Hi all,
I’m a CUDA newbie on Linux. I’m trying out the following code on a GTX 480 :
8-<----8-<----8-<----8-<----8-<----8-<----8-<----8-<----8-<----8-<----8-<----8-<----8-<----8-<----8-<----
#include <cuda.h>
#include <stdio.h>
#include <string.h>
#include “cuda.h”
#include “cuda_runtime_api.h”
#include <sys/time.h>
#include <time.h>
#include <math.h>
#include <gsl_statistics_float.h>
#include <gsl_rng.h>
#include <time.h>
#define PROBLEM_SIZE 30000000
// Prototypes
global void irc_kernel(float *device_input, int problem_size, float *device_output);
// Host function
int main(int argc, char** argv) {
int i;
float *host_input;
host_input = (float )malloc(PROBLEM_SIZEsizeof(float));
for(i=0;i<PROBLEM_SIZE;i++) {
host_input[i] = 4000.0; // an initialization just a number, no real purpose
}
float device_input;
cudaMalloc((void **)&device_input, PROBLEM_SIZEsizeof(float));
float device_output;
cudaMalloc((void **)&device_output, PROBLEM_SIZEsizeof(float));
// send input to device
cudaMemcpy(device_input, host_input, PROBLEM_SIZE*sizeof(float), cudaMemcpyHostToDevice);
dim3 dimGrid(65534,1,1);
dim3 dimBlock(512,1,1);
float *host_output;
host_output = (float )malloc(PROBLEM_SIZEsizeof(float));
// invoke the kernel
irc_kernel<<< dimGrid, dimBlock >>>(device_input,PROBLEM_SIZE,device_output);
// retrieve the results from the device
cudaMemcpy(host_output, device_output, PROBLEM_SIZE*sizeof(float), cudaMemcpyDeviceToHost);
for(i=0;i<10;i++) {
printf(“%d: %2.7f\n”,i,host_output[i]);
}
for(i=PROBLEM_SIZE-10;i<PROBLEM_SIZE;i++) {
printf(“%d: %2.7f\n”,i,host_output[i]);
}
cudaFree(device_input);
free(host_input);
free(host_output);
return 0;
}
// Device kernel
global void irc_kernel(float *device_input, int problem_size, float *device_output) {
// single dim :
int idx = blockIdx.x * blockDim.x + threadIdx.x;
if(idx < problem_size) {
__syncthreads();
device_output[idx] = idx;
}
8-<----8-<----8-<----8-<----8-<----8-<----8-<----8-<----8-<----8-<----8-<----8-<----8-<----8-<----8-<----
when PROBLEM_SIZE is more than 16777216 I get :
0: 0.0000000
1: 1.0000000
2: 2.0000000
3: 3.0000000
4: 4.0000000
5: 5.0000000
6: 6.0000000
7: 7.0000000
8: 8.0000000
9: 9.0000000
29999990: 29999990.0000000
29999991: 29999992.0000000
29999992: 29999992.0000000
29999993: 29999992.0000000
29999994: 29999994.0000000
29999995: 29999996.0000000
29999996: 29999996.0000000
29999997: 29999996.0000000
29999998: 29999998.0000000
29999999: 30000000.0000000
which implies that the thread id is not properly set to the memory location.
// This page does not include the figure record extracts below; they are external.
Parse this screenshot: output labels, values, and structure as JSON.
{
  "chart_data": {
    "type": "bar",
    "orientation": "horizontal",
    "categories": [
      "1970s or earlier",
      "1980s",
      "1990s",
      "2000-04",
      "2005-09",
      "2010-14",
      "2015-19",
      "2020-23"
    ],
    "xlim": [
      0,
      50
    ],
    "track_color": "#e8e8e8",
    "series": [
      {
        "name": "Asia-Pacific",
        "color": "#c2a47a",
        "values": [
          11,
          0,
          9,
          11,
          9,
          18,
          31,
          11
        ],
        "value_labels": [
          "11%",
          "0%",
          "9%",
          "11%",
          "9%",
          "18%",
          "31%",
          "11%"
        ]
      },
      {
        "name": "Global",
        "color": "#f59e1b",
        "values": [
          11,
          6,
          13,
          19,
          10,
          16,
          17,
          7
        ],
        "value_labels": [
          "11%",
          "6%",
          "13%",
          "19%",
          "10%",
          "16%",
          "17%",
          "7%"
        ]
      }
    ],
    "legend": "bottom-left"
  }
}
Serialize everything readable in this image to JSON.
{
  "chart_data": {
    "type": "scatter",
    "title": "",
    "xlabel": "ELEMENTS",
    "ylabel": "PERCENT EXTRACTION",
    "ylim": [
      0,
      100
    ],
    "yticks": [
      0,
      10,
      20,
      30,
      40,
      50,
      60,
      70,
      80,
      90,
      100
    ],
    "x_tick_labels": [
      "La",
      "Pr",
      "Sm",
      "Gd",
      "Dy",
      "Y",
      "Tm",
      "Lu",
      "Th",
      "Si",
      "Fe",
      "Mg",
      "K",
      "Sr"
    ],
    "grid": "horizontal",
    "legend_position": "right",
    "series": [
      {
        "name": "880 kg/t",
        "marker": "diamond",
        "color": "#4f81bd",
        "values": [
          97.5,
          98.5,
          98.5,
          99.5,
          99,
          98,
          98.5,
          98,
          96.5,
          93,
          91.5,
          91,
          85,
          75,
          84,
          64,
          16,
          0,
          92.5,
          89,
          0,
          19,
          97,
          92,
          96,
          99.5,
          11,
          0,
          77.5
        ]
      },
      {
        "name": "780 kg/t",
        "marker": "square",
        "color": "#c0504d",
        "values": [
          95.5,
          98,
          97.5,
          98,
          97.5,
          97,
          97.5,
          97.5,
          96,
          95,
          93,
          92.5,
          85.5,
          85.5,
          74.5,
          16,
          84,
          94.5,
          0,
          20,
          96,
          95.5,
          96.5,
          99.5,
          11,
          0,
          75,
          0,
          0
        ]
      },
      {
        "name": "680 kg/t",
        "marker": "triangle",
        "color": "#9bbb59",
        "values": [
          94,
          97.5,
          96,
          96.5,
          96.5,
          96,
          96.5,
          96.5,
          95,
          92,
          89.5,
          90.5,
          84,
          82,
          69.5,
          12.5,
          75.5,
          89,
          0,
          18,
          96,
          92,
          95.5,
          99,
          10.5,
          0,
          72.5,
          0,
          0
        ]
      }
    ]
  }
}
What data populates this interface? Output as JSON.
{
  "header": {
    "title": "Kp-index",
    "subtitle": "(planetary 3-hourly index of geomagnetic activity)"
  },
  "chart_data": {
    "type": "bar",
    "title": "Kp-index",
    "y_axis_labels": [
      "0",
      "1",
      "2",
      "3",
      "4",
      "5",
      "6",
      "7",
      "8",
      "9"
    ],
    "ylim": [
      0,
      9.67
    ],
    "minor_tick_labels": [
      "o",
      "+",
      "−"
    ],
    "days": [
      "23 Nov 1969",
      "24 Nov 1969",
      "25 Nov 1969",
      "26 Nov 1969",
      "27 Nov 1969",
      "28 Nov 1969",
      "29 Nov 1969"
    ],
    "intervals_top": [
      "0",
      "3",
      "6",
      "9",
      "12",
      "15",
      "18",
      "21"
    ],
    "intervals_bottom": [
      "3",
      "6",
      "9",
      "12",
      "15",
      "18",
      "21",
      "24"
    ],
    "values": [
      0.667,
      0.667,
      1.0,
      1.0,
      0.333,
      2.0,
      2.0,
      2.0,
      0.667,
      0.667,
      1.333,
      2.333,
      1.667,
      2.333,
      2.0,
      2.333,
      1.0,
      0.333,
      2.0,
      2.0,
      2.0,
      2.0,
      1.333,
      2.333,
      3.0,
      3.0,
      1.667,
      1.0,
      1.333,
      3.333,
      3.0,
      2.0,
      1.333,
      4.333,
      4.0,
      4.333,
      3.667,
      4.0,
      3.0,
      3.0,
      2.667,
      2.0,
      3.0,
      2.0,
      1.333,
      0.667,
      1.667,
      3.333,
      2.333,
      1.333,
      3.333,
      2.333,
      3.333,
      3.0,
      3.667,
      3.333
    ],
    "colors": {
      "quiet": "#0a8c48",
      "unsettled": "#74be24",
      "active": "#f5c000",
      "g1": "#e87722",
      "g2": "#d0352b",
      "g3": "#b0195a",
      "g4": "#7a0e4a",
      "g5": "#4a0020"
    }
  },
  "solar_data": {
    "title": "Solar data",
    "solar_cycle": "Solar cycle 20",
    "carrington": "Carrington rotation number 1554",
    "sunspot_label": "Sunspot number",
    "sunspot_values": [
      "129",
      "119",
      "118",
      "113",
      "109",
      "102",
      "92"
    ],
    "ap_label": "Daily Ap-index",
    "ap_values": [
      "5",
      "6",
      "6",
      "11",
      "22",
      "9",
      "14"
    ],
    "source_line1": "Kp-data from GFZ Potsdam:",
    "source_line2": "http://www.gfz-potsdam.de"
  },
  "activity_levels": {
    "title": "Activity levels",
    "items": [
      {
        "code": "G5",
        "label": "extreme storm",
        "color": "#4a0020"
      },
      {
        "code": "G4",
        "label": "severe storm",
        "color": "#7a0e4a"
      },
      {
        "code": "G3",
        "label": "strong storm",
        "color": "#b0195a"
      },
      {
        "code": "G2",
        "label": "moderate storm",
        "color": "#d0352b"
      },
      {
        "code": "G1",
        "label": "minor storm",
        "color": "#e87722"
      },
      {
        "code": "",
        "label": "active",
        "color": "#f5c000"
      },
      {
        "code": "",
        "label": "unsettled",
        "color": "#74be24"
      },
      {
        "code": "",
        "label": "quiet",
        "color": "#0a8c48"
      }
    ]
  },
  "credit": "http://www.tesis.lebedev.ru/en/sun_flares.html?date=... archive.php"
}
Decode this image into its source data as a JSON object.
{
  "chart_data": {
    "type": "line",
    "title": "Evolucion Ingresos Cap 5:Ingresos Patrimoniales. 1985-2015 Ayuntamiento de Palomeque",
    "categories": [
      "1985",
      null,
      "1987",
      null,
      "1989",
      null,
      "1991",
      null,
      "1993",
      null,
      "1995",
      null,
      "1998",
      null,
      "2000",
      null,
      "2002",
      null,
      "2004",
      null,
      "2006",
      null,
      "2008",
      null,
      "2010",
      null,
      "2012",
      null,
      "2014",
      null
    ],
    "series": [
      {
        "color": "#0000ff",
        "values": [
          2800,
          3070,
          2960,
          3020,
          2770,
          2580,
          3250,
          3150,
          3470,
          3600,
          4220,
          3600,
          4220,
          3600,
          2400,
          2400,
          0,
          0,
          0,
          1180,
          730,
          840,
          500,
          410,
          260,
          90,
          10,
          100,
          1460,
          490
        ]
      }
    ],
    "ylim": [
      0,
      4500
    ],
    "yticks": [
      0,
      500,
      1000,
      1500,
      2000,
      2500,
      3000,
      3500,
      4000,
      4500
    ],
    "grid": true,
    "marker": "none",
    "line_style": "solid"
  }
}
If you print intermediate values you will see that the issue begins after 16777216. Moreover, if PROBLEM_SIZE is less than 16777216 this does not happen.
e.g if PROBLEM_SIZE is 16000000
0: 0.0000000
1: 1.0000000
2: 2.0000000
3: 3.0000000
4: 4.0000000
5: 5.0000000
6: 6.0000000
7: 7.0000000
8: 8.0000000
9: 9.0000000
15999990: 15999990.0000000
15999991: 15999991.0000000
15999992: 15999992.0000000
15999993: 15999993.0000000
15999994: 15999994.0000000
15999995: 15999995.0000000
15999996: 15999996.0000000
15999997: 15999997.0000000
15999998: 15999998.0000000
15999999: 15999999.0000000
Any ideas on why this is happening and how I can solve it?
If someone wants any more info, please let me know.
Thanks!
- V
P.S: I know there are a bunch of header files in the code which have nothing to do with it, but those are just for some experiments I want to do later. I also know that defining PROBLEM_SIZE as a macro on top and then using a separate variable as a function parameter in the kernel call seems redundant, but that’s because I want to do some experiments with changing PROBLEM_SIZE in a shell script later on when it won’t be a macro anymore.